Friday, January 06, 2012

Ancestry and Archives

I took up on their 14-day free trial. I have been working continuously for 12 of those days, literally all day and night, going to bed at 6 in the morning sometimes and I'll cancel tomorrow so I don't get stuck paying for a year.(editor's note: I went ahead and subscribed, I'm addicted!) I made big strides in my family tree. But there are so many dead ends because they won't release the Census after 1930. Whoever transcribes those records to digitize them has an awful job. I always look at the original record to see what I think it really says because the transcriptions are wrong about 30 percent of the time with my family. I mean, how many ways can you misspell McCuaig?  There are plenty!! Man, all my life people have misspelled my name. And the records online are no better, from M'cuaig, M'Quag to McQuiage, McQuaig, McCuaide, MacQuade, to Mackeg, Macuaig, Macaig one record even had McCusag. Going through archived newspapers up to 1922 from Mille Lacs, Princeton and Bemidji areas in Minnesota was the most fun and I pieced the pieces together and solved a huge part of the puzzle.

My grandmother and grandfather 1915

I so enjoyed reading about my grandmother's wedding write-up in the newspaper archive I found online and how my great grand-uncle was mayor of Bemidji for 3 terms. This photo was before that time as he was running for County Commissioner in this photo.It is funny because when I spotted this photo I knew our family still carries some of the characteristics of our ancestors. I see a resemblence. I emailed it to my sister who laughed and agreed. Something about the shape of the head.

I read he was not re-elected as mayor after 1916 because he was accused of being a prohibitionist (though he told the newspaper reporter he was not, just holding up the laws of the land, whatever they were.) Obviously, people wanted to drink and they didn't vote for him.  I was so into these generations of past families of mine that I couldn't stop searching for more information about them and hours went by.  One night it was 1 AM and I found some tidbit leads for more information and decided to search until 1:30 AM and call it a night and the next thing I knew a blast of wind shook the house and knocked me out of the spell and I looked at the clock and 3 hours had passed and I had no idea of it. It was like I was enthralled in a movie.

Then there was the little newspaper write-up making fun of one of my ancestors who sold his "ancient bronchos" to some poor unsuspecting guy who was clearing his land and needing a team of horses.Hmm, where they shysters?
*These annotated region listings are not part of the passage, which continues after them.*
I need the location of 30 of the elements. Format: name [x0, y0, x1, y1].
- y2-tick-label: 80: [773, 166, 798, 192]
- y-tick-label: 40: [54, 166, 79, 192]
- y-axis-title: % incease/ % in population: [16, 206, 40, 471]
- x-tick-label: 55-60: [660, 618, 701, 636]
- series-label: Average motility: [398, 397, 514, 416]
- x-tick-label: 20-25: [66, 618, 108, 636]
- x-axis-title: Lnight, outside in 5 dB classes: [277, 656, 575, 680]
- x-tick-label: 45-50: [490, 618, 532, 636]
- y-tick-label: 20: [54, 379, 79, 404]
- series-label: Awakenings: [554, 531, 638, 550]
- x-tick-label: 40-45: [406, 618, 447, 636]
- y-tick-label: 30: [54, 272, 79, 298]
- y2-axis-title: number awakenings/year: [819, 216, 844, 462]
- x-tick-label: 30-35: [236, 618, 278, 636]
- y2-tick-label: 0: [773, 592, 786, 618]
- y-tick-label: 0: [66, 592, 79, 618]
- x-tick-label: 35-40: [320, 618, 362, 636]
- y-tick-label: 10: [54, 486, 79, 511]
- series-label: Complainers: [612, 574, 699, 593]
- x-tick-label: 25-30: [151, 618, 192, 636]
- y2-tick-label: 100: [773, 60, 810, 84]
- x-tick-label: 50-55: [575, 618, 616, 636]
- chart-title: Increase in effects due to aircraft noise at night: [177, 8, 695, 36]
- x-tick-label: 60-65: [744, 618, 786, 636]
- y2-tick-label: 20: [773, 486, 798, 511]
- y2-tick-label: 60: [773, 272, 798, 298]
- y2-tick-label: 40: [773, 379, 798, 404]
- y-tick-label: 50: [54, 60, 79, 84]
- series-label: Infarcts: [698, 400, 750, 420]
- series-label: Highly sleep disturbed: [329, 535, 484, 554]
I read about my dad at the age of 6, in 1922, taking what was probably his first ride in an automobile, a 1922 National with 10 people inside with the children. My dad's uncle bought it. What a car! I can picture them riding down the bumpy road, there were no seat belts! This would have been really a special outing because most people in those way-out towns still used horses and most roads in that area weren't paved. The newspaper used to even write about somebody visiting an aunt in another town or if someone came to town to conduct business. That was how everyone kept up with the goings-on back then. No social media needed. The guy delivering the milk often stopped and gave the newspaper the scoop of what people had told him during the day of deliveries.He knew whom was visiting whom and other gossip of the day. My 2-week journey back in time is almost over. I will miss it. My husband will be glad I'm back home.

1922 National

My relative with the National, trading it in for a Chevrolet Baby Grand.
He must have told the milkman because it was put in the paper.

Walter Patterson and his wife Lenora Steinmetz Patterson
Walt was recruited to play professional baseball but he chose Nora instead.
I don't know which team.
I was very young and they were very old but I remember
them. They were happy and laughed a lot.